The good thing about investing in a brokerage account is that it's not restrictive. If I want to cash out investments and use the money to buy a car or go on vacation, that's my choice. Meanwhile, with an IRA or 401(k) plan, there are penalties for taking withdrawals from your account prior to retirement.

Still, the money I have in my brokerage account is money I don't plan to use for a long time. My goal is to let that money sit as long as possible.

In spite of that, I like to give my brokerage account a thorough checkup about once a month. And when I do, here are three specific things I look out for.

1. Total performance

When the stock market performs poorly, my portfolio tends to follow suit. And when the market is up, my portfolio tends to gain value.

I'm okay with this pattern -- it's one that many investors experience, and it's one that makes sense. But if my portfolio starts to stray from this pattern -- meaning, not gain value in accordance with broad market gains -- then it's a wakeup call I need to shift investments around.

2. Individual stock performance

I hold a number of different stocks in my portfolio. And sometimes, the performance of one stock can vary tremendously from the performance of another. That, too, is okay. But one thing I try to look out for is a consistent pattern of losing value, especially at a time when other stocks are gaining value.

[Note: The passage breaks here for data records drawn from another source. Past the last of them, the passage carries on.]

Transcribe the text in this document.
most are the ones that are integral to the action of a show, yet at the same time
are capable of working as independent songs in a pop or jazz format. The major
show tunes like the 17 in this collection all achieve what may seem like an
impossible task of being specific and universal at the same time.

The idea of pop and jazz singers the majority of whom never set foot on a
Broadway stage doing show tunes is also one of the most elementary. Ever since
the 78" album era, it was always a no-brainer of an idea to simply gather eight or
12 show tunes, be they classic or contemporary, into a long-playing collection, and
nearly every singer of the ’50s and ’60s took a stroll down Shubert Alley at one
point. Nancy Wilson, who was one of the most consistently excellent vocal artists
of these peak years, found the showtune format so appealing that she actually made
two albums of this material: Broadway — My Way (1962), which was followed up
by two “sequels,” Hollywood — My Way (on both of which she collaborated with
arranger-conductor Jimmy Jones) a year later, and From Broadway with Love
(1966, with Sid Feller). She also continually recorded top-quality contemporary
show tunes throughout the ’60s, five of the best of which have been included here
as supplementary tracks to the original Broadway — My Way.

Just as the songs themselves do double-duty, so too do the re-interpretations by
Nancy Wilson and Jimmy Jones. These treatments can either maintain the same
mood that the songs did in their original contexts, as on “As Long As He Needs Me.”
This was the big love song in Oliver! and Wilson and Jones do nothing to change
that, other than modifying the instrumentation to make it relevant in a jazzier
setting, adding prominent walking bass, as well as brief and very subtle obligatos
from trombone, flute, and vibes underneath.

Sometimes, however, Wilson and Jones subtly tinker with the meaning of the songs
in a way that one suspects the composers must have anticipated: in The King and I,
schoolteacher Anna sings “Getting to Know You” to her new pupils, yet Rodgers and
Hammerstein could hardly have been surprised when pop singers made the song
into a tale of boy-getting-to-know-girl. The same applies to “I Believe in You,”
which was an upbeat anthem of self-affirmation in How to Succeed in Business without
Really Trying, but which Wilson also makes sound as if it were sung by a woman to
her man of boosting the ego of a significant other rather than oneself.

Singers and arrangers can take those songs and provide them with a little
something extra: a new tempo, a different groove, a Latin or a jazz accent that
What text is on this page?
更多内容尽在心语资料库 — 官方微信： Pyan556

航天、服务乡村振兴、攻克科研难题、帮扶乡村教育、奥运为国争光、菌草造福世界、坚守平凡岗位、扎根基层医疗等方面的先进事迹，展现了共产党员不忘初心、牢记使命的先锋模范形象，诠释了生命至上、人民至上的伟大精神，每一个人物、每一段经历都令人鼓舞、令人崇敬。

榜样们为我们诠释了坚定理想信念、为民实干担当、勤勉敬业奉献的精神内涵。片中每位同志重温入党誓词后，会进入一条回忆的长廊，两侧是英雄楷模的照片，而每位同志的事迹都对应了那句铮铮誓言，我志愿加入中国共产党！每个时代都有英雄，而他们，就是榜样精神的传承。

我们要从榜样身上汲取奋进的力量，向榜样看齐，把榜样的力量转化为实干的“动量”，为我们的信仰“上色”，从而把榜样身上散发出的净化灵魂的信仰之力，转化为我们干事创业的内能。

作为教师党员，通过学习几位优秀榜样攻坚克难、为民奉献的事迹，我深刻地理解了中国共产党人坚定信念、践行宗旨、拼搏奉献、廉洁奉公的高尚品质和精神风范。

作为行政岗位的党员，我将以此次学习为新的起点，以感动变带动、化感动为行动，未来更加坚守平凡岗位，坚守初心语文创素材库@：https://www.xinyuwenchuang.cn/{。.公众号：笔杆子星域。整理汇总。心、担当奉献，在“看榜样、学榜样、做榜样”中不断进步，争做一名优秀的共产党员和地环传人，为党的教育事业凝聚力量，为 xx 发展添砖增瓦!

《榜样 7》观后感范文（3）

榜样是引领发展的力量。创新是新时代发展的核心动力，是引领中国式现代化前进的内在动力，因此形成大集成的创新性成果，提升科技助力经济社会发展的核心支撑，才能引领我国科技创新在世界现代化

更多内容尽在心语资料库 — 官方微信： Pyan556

This especially applies within the same market sector. If I own a few tech stocks, for example, but only one company I own has share prices that are falling from month to month, I might make the decision to dump that stock, take a loss if need be, and free up money to invest in a more viable company instead.

3. Diversity

It's important to maintain a diverse investment mix within your portfolio. That could not only set the stage for long-term growth, but also help you avoid losses. If I see that my portfolio isn't as diverse as expected, I tend to shift assets around to correct for that.

Now to be clear, I make a point to hold stocks across a range of market sectors. But over time, stock values can fluctuate, creating a scenario where you're not as evenly invested as you thought.

Case in point: You could start out with 20% of your portfolio in tech stocks. But if those specific stocks gain a lot of value over a short period of time, you could end up in a situation where you have 40% of your portfolio in tech. If that's not something you're comfortable with, you can shift assets around for a more ideal mix.

No matter what you intend to do with the money in your brokerage account, it's a good idea to keep regular tabs on your holdings, whether you opt to do so monthly or quarterly. I make a point to check these three items off my list during my ongoing brokerage account reviews, and it could benefit you to do the same.